La política del odio

El presidente, político de larga data en Brasil, se aferra a una narrativa “difamatoria y violenta, con base en la intolerancia”, con la que intenta desviar la atención y procura demeritar, aún más, la imagen del PT, indica Carolina Medina, politóloga de la Pontificia Universidad Católica de Río de Janeiro.

“Ejemplo de esto son las recientes filtraciones realizadas por The Intercept a las conversaciones entre Sergio Moro (hoy ministro de Justicia, antes juez del caso) y fiscales del escándalo de Lava Jato, en las que queda en evidencia de que desde el Ejecutivo y el Judicial hubo un acuerdo para desprestigiar a Lula”, señaló Medina a El Tiempo.

Bolsonaro no ha titubeado a la hora de defender a Moro ante este caso por el que cientos de brasileños exigen que deje su cargo, mientras se investigan las conversaciones que podrían llevar, incluso, a la libertad de Lula.

El mandatario también levantó sospechas esta semana luego de anunciar el “posible” nombramiento de su hijo Eduardo como embajador en Washington por su “excelente relación con Donald Trump”.

Su hijo Flavio se enfrentó a las críticas de la opinión cuando se le inculpó por un presunto caso de evasión fiscal a comienzos de año.
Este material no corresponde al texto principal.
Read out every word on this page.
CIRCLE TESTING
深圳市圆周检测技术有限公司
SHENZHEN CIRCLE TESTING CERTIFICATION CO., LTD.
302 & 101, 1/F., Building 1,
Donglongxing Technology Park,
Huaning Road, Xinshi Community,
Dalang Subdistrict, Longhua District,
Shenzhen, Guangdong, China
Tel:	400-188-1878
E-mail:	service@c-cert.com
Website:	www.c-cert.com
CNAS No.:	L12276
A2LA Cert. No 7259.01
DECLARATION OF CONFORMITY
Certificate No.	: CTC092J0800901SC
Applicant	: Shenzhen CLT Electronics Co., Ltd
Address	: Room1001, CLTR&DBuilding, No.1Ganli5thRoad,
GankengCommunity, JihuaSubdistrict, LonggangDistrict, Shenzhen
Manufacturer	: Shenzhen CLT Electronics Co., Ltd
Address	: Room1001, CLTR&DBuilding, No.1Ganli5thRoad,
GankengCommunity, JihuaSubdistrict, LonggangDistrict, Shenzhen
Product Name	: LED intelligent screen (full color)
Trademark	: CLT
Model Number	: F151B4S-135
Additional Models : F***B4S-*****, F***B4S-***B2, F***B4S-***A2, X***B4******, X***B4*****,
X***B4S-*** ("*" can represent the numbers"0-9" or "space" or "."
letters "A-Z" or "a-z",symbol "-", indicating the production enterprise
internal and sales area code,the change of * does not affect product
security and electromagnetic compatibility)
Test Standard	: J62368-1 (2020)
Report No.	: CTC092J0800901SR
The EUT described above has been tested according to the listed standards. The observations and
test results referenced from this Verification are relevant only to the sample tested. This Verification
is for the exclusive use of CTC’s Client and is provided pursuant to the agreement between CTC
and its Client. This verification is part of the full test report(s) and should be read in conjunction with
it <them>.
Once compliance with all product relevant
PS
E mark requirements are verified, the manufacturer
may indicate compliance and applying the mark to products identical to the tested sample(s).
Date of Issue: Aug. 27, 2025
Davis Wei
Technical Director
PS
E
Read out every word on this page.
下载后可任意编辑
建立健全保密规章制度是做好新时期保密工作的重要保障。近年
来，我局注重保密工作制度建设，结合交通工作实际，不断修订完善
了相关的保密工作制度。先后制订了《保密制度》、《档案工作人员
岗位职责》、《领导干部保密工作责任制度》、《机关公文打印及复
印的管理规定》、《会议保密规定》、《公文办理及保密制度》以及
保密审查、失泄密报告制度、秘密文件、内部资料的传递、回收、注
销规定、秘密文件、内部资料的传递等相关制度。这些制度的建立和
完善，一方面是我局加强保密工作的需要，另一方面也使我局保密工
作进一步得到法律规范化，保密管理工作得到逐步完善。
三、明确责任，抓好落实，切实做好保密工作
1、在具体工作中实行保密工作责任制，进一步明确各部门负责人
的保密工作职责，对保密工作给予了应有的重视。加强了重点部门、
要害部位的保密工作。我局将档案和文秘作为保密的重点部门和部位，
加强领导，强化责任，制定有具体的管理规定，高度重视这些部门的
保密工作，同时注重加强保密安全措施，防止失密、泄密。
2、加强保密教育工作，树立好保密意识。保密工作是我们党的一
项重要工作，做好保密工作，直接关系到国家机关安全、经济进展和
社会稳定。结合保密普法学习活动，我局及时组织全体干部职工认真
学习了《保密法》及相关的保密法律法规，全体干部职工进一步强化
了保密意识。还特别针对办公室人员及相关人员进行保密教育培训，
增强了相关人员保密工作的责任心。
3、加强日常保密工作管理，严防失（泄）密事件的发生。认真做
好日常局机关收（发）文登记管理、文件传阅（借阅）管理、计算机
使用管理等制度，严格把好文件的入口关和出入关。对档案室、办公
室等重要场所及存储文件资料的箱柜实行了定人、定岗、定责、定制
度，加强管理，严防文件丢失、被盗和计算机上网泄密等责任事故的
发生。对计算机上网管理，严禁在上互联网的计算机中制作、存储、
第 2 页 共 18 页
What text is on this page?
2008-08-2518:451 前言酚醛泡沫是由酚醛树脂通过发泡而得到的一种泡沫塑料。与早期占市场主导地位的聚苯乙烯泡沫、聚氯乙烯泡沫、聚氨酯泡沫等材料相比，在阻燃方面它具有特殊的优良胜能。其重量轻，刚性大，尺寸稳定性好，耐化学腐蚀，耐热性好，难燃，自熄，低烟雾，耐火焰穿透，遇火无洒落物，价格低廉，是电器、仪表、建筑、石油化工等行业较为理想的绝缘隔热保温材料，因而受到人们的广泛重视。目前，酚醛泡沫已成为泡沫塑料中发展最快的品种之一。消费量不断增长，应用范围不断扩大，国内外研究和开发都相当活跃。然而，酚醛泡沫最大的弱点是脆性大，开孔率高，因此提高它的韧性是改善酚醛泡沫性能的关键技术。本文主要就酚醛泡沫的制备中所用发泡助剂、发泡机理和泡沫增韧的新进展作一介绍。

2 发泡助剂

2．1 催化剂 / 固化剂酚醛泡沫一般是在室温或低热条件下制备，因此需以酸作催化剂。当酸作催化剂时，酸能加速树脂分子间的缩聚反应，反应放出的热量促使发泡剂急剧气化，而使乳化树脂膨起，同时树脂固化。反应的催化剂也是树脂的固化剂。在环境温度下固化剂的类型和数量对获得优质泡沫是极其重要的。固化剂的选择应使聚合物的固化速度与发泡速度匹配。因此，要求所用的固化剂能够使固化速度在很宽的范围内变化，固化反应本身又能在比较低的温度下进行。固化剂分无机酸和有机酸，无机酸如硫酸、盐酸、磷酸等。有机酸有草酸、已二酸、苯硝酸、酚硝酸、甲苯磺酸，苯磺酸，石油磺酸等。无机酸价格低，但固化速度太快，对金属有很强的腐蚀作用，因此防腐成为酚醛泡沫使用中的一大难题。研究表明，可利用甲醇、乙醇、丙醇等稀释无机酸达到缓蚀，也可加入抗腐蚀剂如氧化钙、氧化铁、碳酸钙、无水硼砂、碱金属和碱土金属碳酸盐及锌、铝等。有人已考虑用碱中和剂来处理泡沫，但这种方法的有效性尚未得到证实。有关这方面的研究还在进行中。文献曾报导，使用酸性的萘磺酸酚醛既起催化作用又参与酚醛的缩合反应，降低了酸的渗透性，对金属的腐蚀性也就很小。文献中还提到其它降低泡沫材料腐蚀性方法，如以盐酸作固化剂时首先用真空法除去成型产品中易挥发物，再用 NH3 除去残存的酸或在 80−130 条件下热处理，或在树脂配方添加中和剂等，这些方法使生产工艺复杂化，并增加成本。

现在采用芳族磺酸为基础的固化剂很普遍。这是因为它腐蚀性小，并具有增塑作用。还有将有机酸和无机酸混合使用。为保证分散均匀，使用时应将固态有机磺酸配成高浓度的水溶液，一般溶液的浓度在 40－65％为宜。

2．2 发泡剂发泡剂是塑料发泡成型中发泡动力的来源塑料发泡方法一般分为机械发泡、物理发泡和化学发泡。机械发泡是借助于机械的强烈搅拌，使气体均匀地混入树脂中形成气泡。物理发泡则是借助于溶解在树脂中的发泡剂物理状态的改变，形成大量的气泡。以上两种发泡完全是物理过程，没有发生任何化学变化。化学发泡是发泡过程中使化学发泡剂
Motivos de más para explicar la creciente desconfianza de la sociedad ante las imposiciones de este gobierno de ultraderecha, que parece buscar más retrocesos que avances.

“Esto no le importa a Bolsonaro”, afirmó Velásquez, pues “su política represiva solo busca simpatías y apoyos con las élites”, lo que Medina coincidió en llamar un “gobierno de minorías”. Sin embargo, ambos analistas concuerdan en afirmar que estos selectivos apoyos no le serán suficientes para llegar al fin de su mandato, menos en un país como Brasil, en el que la sociedad cada vez se moviliza más para presionar al poder.